Konsep “Kebudayaan” dalam Sistem
Perundangan
Sistem
perundangan kebudayaan mengacu pada produk perundangan yang memanfaatkan
warisan budaya sebagai objek hokum. Sebagai contoh, UU tentang cagar budaya,
peratura daerah tentang kebudayaan, hingga rencana pemerintah membuat
undang-undang kebudayaan.

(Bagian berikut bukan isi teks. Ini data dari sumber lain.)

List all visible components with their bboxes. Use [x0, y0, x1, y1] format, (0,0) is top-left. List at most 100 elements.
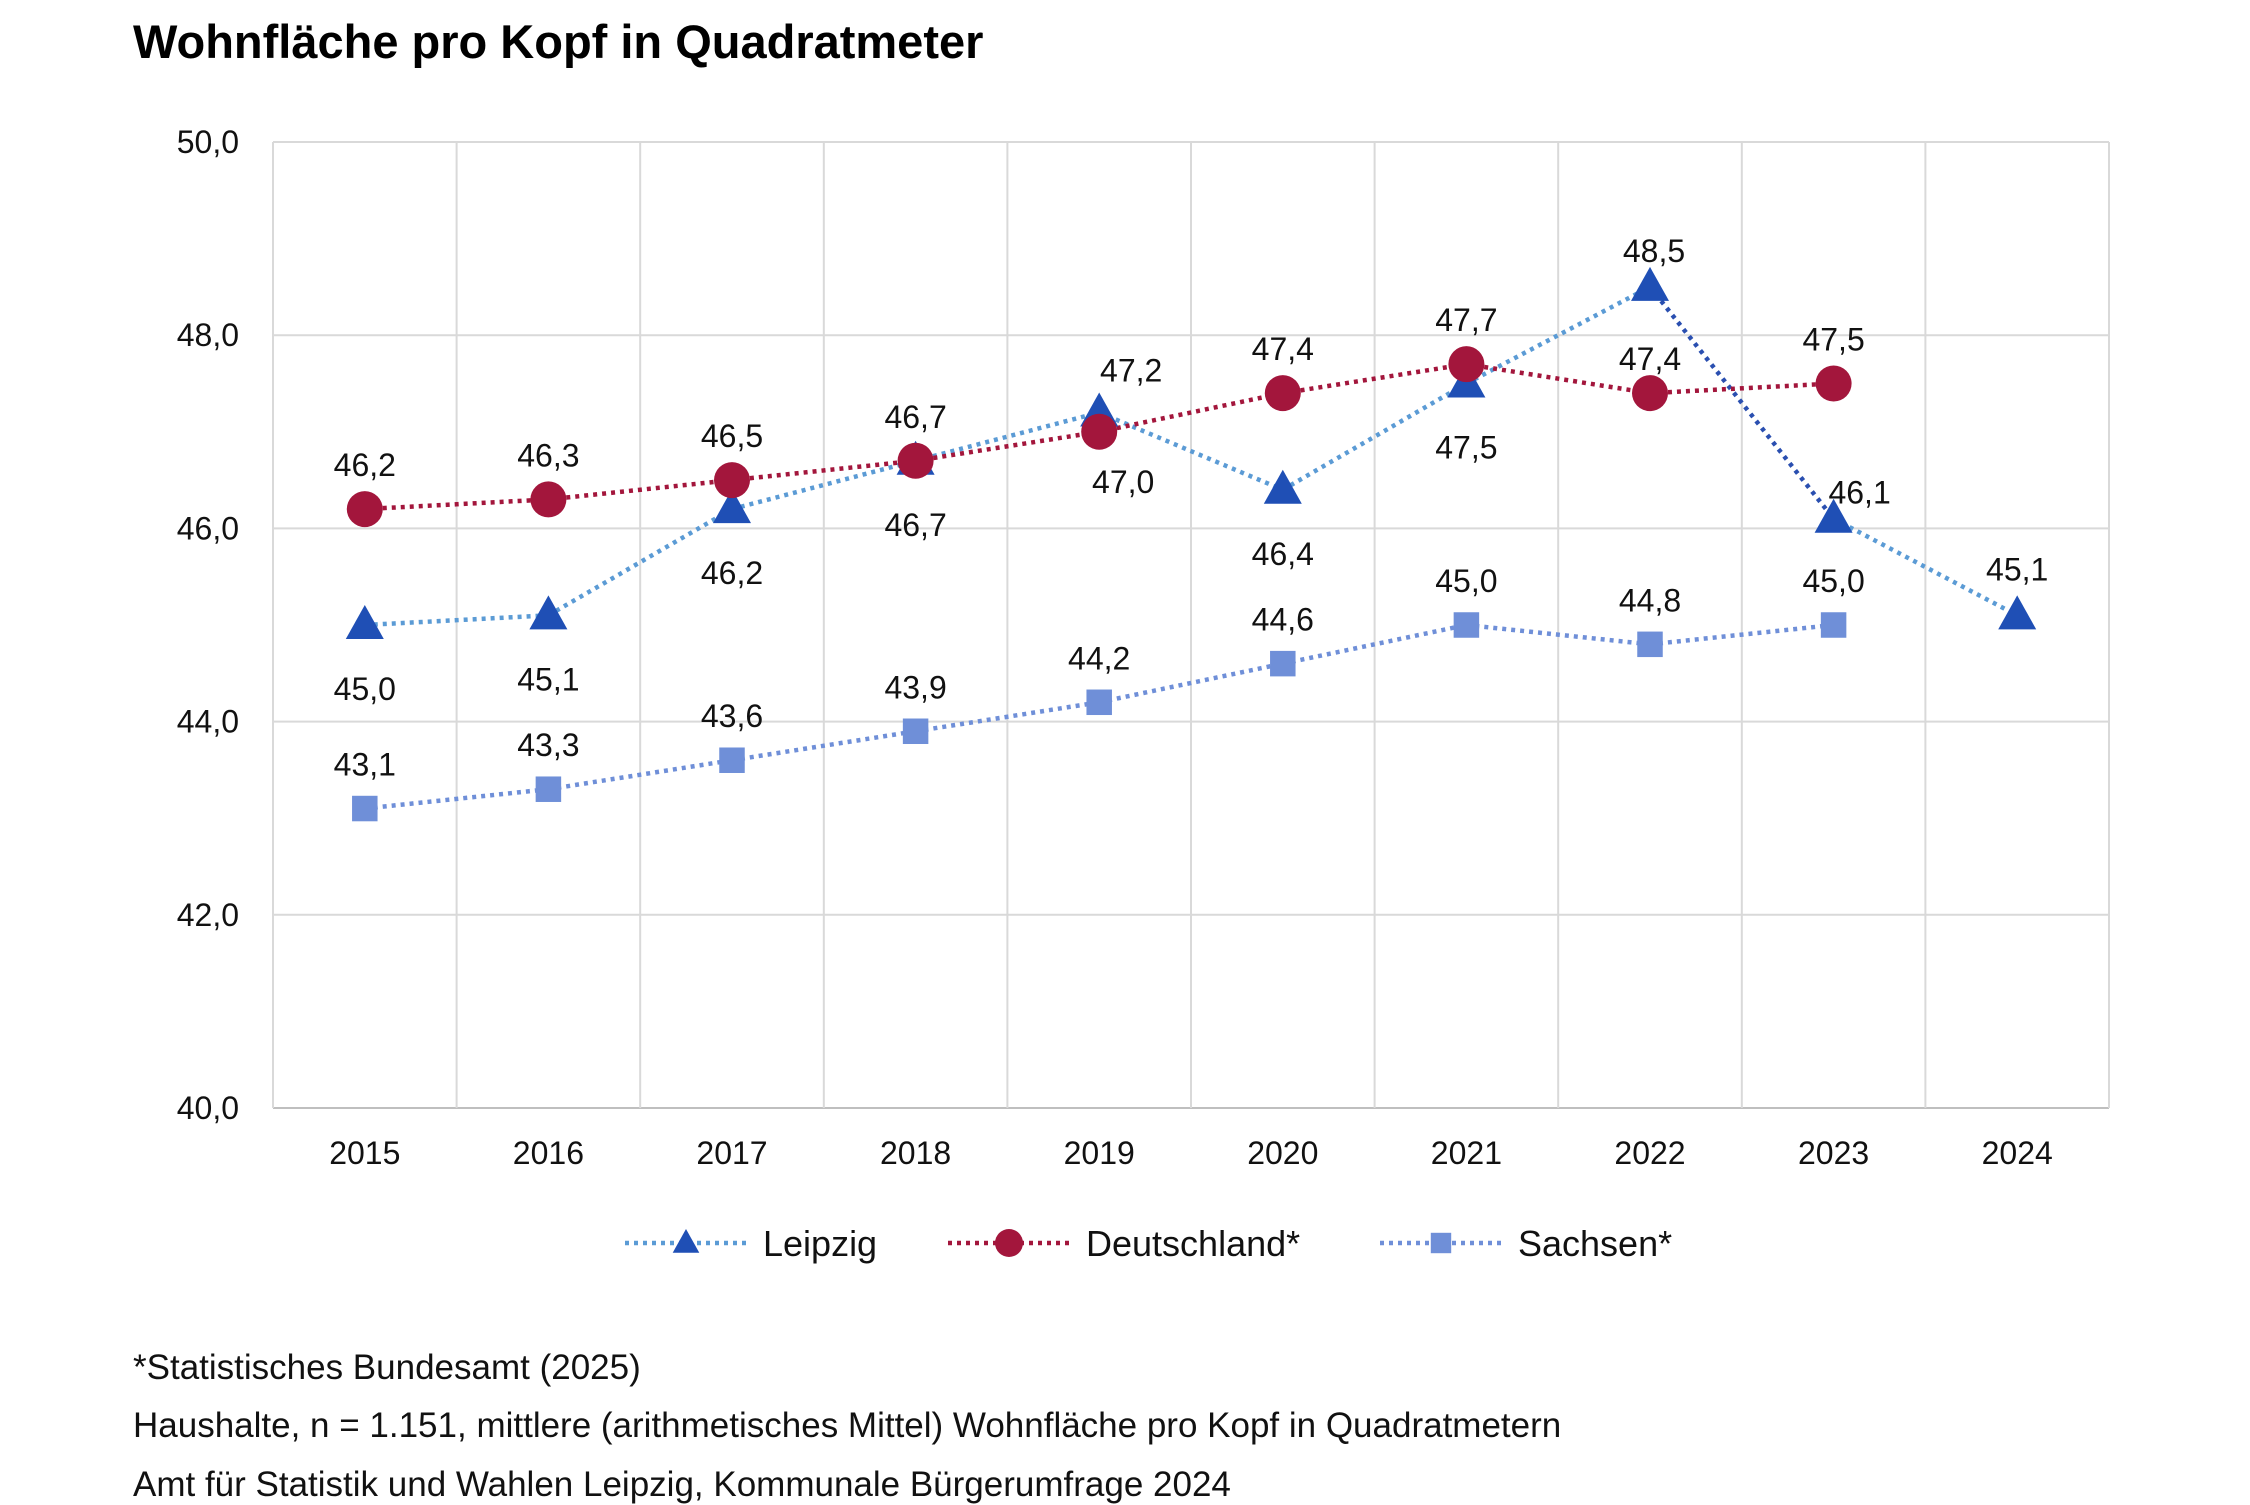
data-point-deutschland	[530, 481, 567, 518]
data-label-sachsen: 43,6	[701, 698, 763, 734]
data-label-deutschland: 47,7	[1435, 302, 1497, 338]
data-label-leipzig: 45,0	[334, 671, 396, 707]
data-label-sachsen: 45,0	[1802, 563, 1864, 599]
data-point-sachsen	[1637, 631, 1663, 658]
x-tick-label: 2018	[880, 1135, 951, 1171]
legend-label-sachsen: Sachsen*	[1518, 1223, 1672, 1264]
data-point-sachsen	[535, 776, 562, 802]
chart-title: Wohnfläche pro Kopf in Quadratmeter	[133, 15, 984, 68]
data-label-deutschland: 47,0	[1092, 464, 1154, 500]
series-line-deutschland	[731, 458, 916, 483]
y-tick-label: 40,0	[177, 1090, 239, 1126]
data-label-sachsen: 43,1	[334, 747, 396, 783]
series-line-deutschland	[1649, 381, 1834, 396]
x-tick-label: 2019	[1064, 1135, 1135, 1171]
data-point-sachsen	[1453, 612, 1480, 638]
data-point-leipzig	[1814, 498, 1853, 533]
series-line-deutschland	[1098, 390, 1284, 435]
data-point-sachsen	[1086, 689, 1112, 716]
legend-label-deutschland: Deutschland*	[1086, 1223, 1300, 1264]
x-tick-label: 2016	[513, 1135, 584, 1171]
series-line-leipzig	[1098, 410, 1284, 492]
data-label-leipzig: 48,5	[1623, 233, 1685, 269]
series-line-leipzig	[1465, 284, 1652, 386]
y-tick-label: 42,0	[177, 897, 239, 933]
series-line-deutschland	[1282, 361, 1467, 396]
data-point-deutschland	[1815, 365, 1852, 402]
data-label-leipzig: 47,5	[1435, 430, 1497, 466]
data-point-deutschland	[1081, 413, 1118, 450]
x-tick-label: 2021	[1431, 1135, 1502, 1171]
data-label-sachsen: 44,8	[1619, 582, 1681, 618]
series-line-sachsen	[1098, 661, 1284, 705]
x-tick-label: 2024	[1982, 1135, 2053, 1171]
data-point-deutschland	[1448, 346, 1485, 383]
data-point-deutschland	[346, 491, 383, 528]
data-label-sachsen: 43,3	[517, 727, 579, 763]
series-line-sachsen	[1466, 622, 1651, 647]
data-point-sachsen	[1820, 612, 1847, 638]
data-point-deutschland	[714, 462, 750, 499]
data-point-leipzig	[1263, 469, 1302, 504]
x-tick-label: 2020	[1247, 1135, 1318, 1171]
data-label-leipzig: 46,7	[884, 507, 946, 543]
series-line-sachsen	[548, 758, 733, 792]
series-line-deutschland	[915, 429, 1100, 464]
data-label-leipzig: 45,1	[1986, 551, 2048, 587]
data-label-sachsen: 44,2	[1068, 640, 1130, 676]
data-label-deutschland: 46,3	[517, 437, 579, 473]
data-point-deutschland	[897, 442, 934, 479]
data-label-deutschland: 47,5	[1802, 322, 1864, 358]
data-point-leipzig	[1631, 266, 1669, 301]
data-label-sachsen: 44,6	[1252, 602, 1314, 638]
legend-marker-deutschland	[995, 1229, 1023, 1257]
data-point-leipzig	[345, 605, 384, 639]
data-label-leipzig: 46,4	[1252, 536, 1314, 572]
series-line-deutschland	[364, 497, 549, 512]
data-point-sachsen	[352, 795, 378, 822]
data-label-deutschland: 46,7	[884, 399, 946, 435]
legend-label-leipzig: Leipzig	[763, 1223, 877, 1264]
series-line-sachsen	[1649, 622, 1834, 647]
series-line-deutschland	[548, 477, 733, 502]
data-label-leipzig: 46,1	[1828, 475, 1890, 511]
data-label-deutschland: 46,2	[334, 447, 396, 483]
data-label-deutschland: 46,5	[701, 418, 763, 454]
data-point-deutschland	[1264, 375, 1301, 412]
y-tick-label: 46,0	[177, 510, 239, 546]
legend-marker-sachsen	[1430, 1232, 1452, 1254]
data-label-leipzig: 46,2	[701, 555, 763, 591]
data-label-sachsen: 43,9	[884, 669, 946, 705]
series-line-leipzig	[364, 613, 549, 628]
y-tick-label: 44,0	[177, 704, 239, 740]
data-point-sachsen	[902, 718, 929, 745]
y-tick-label: 48,0	[177, 317, 239, 353]
line-chart: 40,0 42,0 44,0 46,0 48,0 50,0 2015 2016 2017 2018…	[177, 124, 2110, 1264]
data-label-sachsen: 45,0	[1435, 563, 1497, 599]
data-label-deutschland: 47,4	[1619, 341, 1681, 377]
y-tick-label: 50,0	[177, 124, 239, 160]
x-tick-label: 2023	[1798, 1135, 1869, 1171]
data-point-leipzig	[529, 595, 568, 630]
data-point-sachsen	[719, 747, 745, 773]
x-tick-label: 2022	[1614, 1135, 1685, 1171]
series-line-leipzig	[1648, 285, 1836, 521]
series-line-sachsen	[731, 729, 916, 763]
data-point-deutschland	[1632, 375, 1668, 412]
series-line-leipzig	[1832, 516, 2019, 618]
series-line-sachsen	[915, 700, 1100, 734]
footnote-source-leipzig: Amt für Statistik und Wahlen Leipzig, Ko…	[133, 1465, 1231, 1504]
legend-marker-leipzig	[672, 1229, 700, 1253]
data-point-leipzig	[713, 489, 751, 524]
data-label-leipzig: 45,1	[517, 661, 579, 697]
data-point-leipzig	[1998, 595, 2037, 630]
series-line-sachsen	[1282, 622, 1467, 666]
footnote-source-destatis: *Statistisches Bundesamt (2025)	[133, 1348, 641, 1387]
x-tick-label: 2015	[329, 1135, 400, 1171]
data-point-sachsen	[1270, 650, 1296, 677]
x-tick-label: 2017	[696, 1135, 767, 1171]
footnote-sample: Haushalte, n = 1.151, mittlere (arithmet…	[133, 1406, 1562, 1445]
series-line-deutschland	[1466, 361, 1651, 396]
series-line-sachsen	[364, 786, 549, 811]
data-label-deutschland: 47,4	[1252, 331, 1314, 367]
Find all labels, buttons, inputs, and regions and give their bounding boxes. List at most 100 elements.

Lahirnya sebuah system perundangan Undang-Undang
haruslah didahului oleh sebuah kajian teoritis yang dinamakan dengan Naskah
Akademik. Kajian tersebut terdiri atas penjelasan ilmiah yang memiliki
legitimasi dari teori dan mendapatkan pembuktian secara empiris.
Sebagai
hasil akhir rancangan tersebut adalah “sebagai alat pemersatu di atas
keanekaragaman budaya”. Pemersatu itu jelas merupakan perwujudan ideologis yang
dibangun bangsa ini sejak 1945. Bila dilihat secara teoritis, kebudayaan dalam
konsepsi RUU Kebudayaan didefinisikan sebagai “Perwujudan dan Keseluruhan hasil
cipta, rasa, dan karsa manusia dalam rangka perkembangan keperibadian manusia
dengan segala hubungannya, yaitu hubungan manusia dengan Tuhan Yang Maha Esa,
hubungan manusia dengan manusia, dan manusia dengan alam.” Hal itu harus
selaras dengan konsep-konsep yang pernah dikembangkan dalam disiplin ilmu
antropologi klasik oleh Koentjaraningrat.
Bersadarkan
skema berpikir di atas, maka RUU Kebudayaan itu kemudia mengambil unsur-unsur
yang dianggap relevan dengan perkembangan mutakhir. Dalam hal bentuk, RUU
mengambil empat unsur saja, yakni (1) bahasa, (2) seni, (3) ilmu pengetahuan,
(4) adat istiadat, dan (5) cagar budaya. Masing-masing unsur tersebut memiliki
implikasi bagi pemerintah terhadap pembentukan institusi-institusi sosial.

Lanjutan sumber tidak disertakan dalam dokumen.